With the assistance of Maybach, the two were able to work together using automobile parts in art pieces to create several exhibitions for the 2011 Venice Biennale, 2011 St. Moritz Art Masters Event, and a 2012 exhibition entitled Holy, Heavenly in the West Village, sponsored by the foundation, Maybach Manufaktur, and Vito Schnabel.

===David LaChapelle--Garret Suhrie Photography Mentorship===
The arts mentorship project paired promising young artistic talent with established leaders in the art world to highlight their creativity. Up-and-coming photographer Garret Suhrie was mentored by star photographer David LaChapelle as a means to motivate society to appreciate and preserve nature as a way to survive urban chaos, using art to challenge the way the natural world is viewed. Suhrie documented the decaying industrial facilities in his home city of Harrisburg, Pennsylvania, displaying the original sights hidden amongst the natural world. Suhrie's resulting works from the period were shown at the Maybach Center of Excellence Event in Stuttgart, Germany, where he donated two of his photographs to the Daimler Art Collection. In 2011, Suhrie was featured at the St. Moritz Art Walk.

===Culinary Arts: Food Movement Leadership Project===
Through this project, the Maybach Foundation paired Tessa Tricks, a post-graduate student in the anthropology of food from the UK, with Sarah Weiner and other leaders from the Seedling Projects organization. Tessa Tricks was nominated by Aine Morris of the Sustainable Food Trust organization in the UK for her exceptional resume and experience in the Slow Food movement.
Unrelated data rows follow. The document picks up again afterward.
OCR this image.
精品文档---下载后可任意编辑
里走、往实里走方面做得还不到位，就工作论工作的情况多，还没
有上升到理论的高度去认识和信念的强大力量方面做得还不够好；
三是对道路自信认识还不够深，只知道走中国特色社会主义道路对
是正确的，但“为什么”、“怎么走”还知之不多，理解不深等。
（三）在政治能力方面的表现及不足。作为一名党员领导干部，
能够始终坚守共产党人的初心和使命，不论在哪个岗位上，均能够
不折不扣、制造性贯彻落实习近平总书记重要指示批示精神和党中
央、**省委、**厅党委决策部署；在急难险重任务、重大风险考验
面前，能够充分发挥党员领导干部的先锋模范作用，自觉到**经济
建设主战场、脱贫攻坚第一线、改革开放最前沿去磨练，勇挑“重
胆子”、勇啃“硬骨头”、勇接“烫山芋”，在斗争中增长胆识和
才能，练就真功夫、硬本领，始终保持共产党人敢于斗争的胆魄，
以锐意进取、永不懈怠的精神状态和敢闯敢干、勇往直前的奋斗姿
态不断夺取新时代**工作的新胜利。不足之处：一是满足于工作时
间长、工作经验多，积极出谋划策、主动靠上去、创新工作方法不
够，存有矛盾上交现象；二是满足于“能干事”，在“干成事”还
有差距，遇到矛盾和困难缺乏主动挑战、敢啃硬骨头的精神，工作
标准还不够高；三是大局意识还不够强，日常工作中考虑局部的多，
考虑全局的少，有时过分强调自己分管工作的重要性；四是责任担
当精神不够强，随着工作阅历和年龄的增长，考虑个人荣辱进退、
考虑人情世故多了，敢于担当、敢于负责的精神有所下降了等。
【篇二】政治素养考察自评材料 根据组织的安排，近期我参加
The project allowed Tricks to forge relationships for future collaboration, investigate examples of best practices from the USA sustainable food movement, and help organize the 2014 Good Food Awards with her mentor.

===Culinary Arts: Sustainable Fishing===
After earning her master's degree in Public Administration from Cornell University and becoming active in the Maine Seafood Marketing Network, Amanda LaBelle was mentored by Monique Coombs, the director of Marine Programs for the Maine Coast Fishermen's Association. The program explored opportunities for integrating seafood into Maine's local food systems and bridged the gap between agriculture and fisheries in Maine.